Отар Гоберидзе, который играл итальянского механика Чиченне, — у него уже сломана нога, — он должен подползти к генералу Нобиле, обнять его снизу за ноги и, глядя снизу вверх, произнести одну фразу на английском, естественно, языке. Фраза такая: «Дженерал, гив ми зе пистол!» — «Генерал, дайте мне пистолет!» Потому что он считал, что положение ужасное и нужно стреляться. Ну «пистол» — вы знаете, я бы сказал, что это итальянизм. Эту фразу — «дженерал, гив ми зе пистол» — Отар получил за четыре дня до съемки. На листе бумаги наш переводчик написал ему «дженерал, гив ми зе пистол». Ниже написал все это, как говорится, русскими буквами. С этой бумажкой заветной Отар не расставался ни при каких маневрах. Беспрерывно в нее заглядывал. Сверял текст. Бумажка эта у него засалилась немножко на сгибах от частого разворачивания.
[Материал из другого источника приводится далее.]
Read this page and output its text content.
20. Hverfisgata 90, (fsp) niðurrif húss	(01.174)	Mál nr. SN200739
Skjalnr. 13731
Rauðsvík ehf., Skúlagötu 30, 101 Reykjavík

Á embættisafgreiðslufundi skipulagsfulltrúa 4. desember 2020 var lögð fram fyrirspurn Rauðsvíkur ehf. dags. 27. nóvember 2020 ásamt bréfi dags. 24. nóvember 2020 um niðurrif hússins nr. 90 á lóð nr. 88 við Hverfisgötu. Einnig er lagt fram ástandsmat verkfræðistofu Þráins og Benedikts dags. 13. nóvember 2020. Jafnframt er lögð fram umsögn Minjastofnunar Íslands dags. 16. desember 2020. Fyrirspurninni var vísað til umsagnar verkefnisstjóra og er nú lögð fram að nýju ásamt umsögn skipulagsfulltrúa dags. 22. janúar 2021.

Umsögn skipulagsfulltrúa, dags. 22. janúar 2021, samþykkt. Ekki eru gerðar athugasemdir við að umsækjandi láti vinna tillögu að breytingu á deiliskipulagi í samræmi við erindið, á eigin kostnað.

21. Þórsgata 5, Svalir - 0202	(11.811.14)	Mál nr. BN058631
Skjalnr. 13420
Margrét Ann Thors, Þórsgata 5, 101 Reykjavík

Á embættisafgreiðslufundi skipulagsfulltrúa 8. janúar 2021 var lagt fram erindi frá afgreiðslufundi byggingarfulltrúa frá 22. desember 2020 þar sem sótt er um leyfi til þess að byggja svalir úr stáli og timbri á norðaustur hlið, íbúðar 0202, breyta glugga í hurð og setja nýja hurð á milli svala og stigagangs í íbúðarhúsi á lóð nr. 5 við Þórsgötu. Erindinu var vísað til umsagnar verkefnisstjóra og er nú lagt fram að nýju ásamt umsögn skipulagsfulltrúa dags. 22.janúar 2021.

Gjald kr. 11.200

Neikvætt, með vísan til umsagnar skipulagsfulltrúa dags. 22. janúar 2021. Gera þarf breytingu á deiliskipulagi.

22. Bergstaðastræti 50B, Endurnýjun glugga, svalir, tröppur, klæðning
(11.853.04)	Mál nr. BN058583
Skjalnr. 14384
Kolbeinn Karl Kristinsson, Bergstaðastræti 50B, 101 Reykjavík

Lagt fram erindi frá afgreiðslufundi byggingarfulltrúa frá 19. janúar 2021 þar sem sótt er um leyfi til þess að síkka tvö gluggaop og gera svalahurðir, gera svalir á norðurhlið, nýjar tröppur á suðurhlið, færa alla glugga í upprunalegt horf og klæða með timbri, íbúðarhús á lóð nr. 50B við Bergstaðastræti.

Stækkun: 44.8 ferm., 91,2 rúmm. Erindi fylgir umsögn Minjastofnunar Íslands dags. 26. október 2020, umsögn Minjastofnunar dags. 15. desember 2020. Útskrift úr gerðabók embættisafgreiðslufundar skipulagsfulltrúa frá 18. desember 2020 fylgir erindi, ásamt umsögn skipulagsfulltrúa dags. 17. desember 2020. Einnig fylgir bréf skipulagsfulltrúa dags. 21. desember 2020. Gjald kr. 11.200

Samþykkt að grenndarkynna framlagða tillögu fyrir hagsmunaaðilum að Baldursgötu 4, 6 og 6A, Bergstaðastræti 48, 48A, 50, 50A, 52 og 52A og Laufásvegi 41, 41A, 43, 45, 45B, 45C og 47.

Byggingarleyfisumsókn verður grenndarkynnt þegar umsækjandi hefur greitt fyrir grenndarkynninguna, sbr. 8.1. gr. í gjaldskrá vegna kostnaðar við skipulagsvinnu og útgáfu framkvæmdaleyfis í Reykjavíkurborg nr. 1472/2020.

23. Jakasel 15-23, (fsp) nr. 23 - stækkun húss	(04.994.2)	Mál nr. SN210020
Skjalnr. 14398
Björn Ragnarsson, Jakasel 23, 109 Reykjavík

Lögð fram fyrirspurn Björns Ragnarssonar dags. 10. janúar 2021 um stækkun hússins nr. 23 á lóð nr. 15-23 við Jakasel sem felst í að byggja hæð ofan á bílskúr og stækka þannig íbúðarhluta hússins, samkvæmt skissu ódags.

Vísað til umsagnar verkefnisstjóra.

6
Через два дня он что-то написал внизу по-грузински. Какой-то неясный текст. Грузинского языка никто не знал.

Наконец наступил роковой первый съемочный день. На льду Финского залива, где были построены фанерные торосы, которые в фильме выглядели гораздо более убедительно, чем настоящие торосы, которые мы снимали в Арктике, собралось очень много гостей. Приехал какой-то знаменитый кинокритик из-за рубежа — копродакшн! Клаша Кардинале. То да се. Разбили бутылку шампанского о штатив киноаппарата, как при спуске корабля в воду. Разбили вторую бутылку — итальянского мартини, тоже как при спуске корабля. Разбили, не распили. Было такое приподнятое и волнующее, конечно, ощущение у всех. Все были впервые заняты в кадре. Это был некоторый праздник. Наконец Колотозов скомандовал: «Мотор!» — заработала камера. При этой команде Отар, выпучив большие, очень красивые наливающиеся кровью глаза, схватил с невероятной силой совершенно того не ожидавшего и довольно тщедушного Питера Финча и диким голосом закричал: «Женераль! Гив ми сигарет!» ...Говорят, что сработала подкорка, потому что стреляли американские сигареты — а слово это — забылось — «пистол». Посмеялись — нужно снимать снова дубль...

Ну, должен сказать, что съемка возобновилась только через час. Ну, не сняли первый дубль, нужно снимать второй. Но едва Отар произносил магического слово «женераль», переходя по непонятной причине на французский язык, артисты теряли серьез. Так серьеза никто и не приобрел, хотя предпринимались исключительно мощные попытки. Ходили обедать, выпивали, ходили в разные стороны приобретать серьез к торосам. Есть такое актерское шаманство, когда актер уходит куда-то в сторону. Эдик Марцевич у нас этим обычно занимался. Он Гамлета, правда, играл, на этом и свернулся. Ну, в общем, никто ничего не приобрел, так и не сняли этот эпизод...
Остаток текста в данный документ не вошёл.